Public office as we all know as a truism is a public trust. Public officers and employees must at all times be accountable to the people, serve them with utmost responsibility, integrity, loyalty, and efficiency, act with patriotism, justice, and lead modest lives. This is the command of the Constitution.

The same Constitution additionally requires that members of the Judiciary must be of proven competence; again, integrity; probity; and independence. This requirement—one that is unique to judges—is not an empty reiteration of the exacting standards in holding public office. In essence, it manifests the Constitutional intent to make the possession of the highest moral values, a sine qua non condition for membership in our judicial hierarchy.

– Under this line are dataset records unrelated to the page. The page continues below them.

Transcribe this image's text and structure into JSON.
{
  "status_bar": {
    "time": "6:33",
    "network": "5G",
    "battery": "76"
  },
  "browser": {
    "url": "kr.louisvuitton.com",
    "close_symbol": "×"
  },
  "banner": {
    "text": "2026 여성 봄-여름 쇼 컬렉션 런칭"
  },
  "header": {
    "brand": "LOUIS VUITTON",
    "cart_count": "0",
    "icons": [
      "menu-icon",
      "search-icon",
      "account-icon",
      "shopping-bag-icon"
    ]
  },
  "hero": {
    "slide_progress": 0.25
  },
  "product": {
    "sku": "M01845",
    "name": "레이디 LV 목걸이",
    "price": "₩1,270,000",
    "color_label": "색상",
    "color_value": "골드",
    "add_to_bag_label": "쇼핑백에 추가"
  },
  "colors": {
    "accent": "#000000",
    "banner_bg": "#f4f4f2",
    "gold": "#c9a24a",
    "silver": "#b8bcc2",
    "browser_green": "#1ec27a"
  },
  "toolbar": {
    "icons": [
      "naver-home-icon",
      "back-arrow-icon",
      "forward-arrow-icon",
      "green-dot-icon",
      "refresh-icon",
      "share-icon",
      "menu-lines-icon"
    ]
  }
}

Your Honors, I stand as the voice of an institution that, together with yours, form the legislative branch of government. The Legislature crafts and passes the laws. The Executive enforces these laws. But of what use are our efforts to build a better future, if the head of the entire Judiciary interprets the laws through the crucible of partisanship or personal gain?

The impeachment trial of Chief Justice Renato Corona has come down to a vote. The burden that your Honors now assume, does not involve a simple determination of which side exhibited a mastery of the niceties in a legal proceeding. What this Honorable Court is called upon to decide is far more than the entitlement of the Chief Justice to his position. In truth, what this Honorable Court must ultimately determine is the standard of conduct required by the Constitution of the person to whom is entrusted the leadership of the entire judiciary. Will we look forward to a Chief Justice who can be an independent person, a person with nothing to hide, and a person whose loyalty ultimately rests on the people? Or will we allow to continue in office someone who has clearly betrayed the public trust?

Your Honors, I ask that you see through the character of Renato Corona, and reflect whether this is the man that we want as our Chief Justice, the head of the entire judicial system, for the next six years.
And I ask that you vote according to conscience, and the evidence, and find Chief Justice Renato Corona guilty.

May the truth be your guide, Your Honors. May the truth be your guide. Thank you, good day.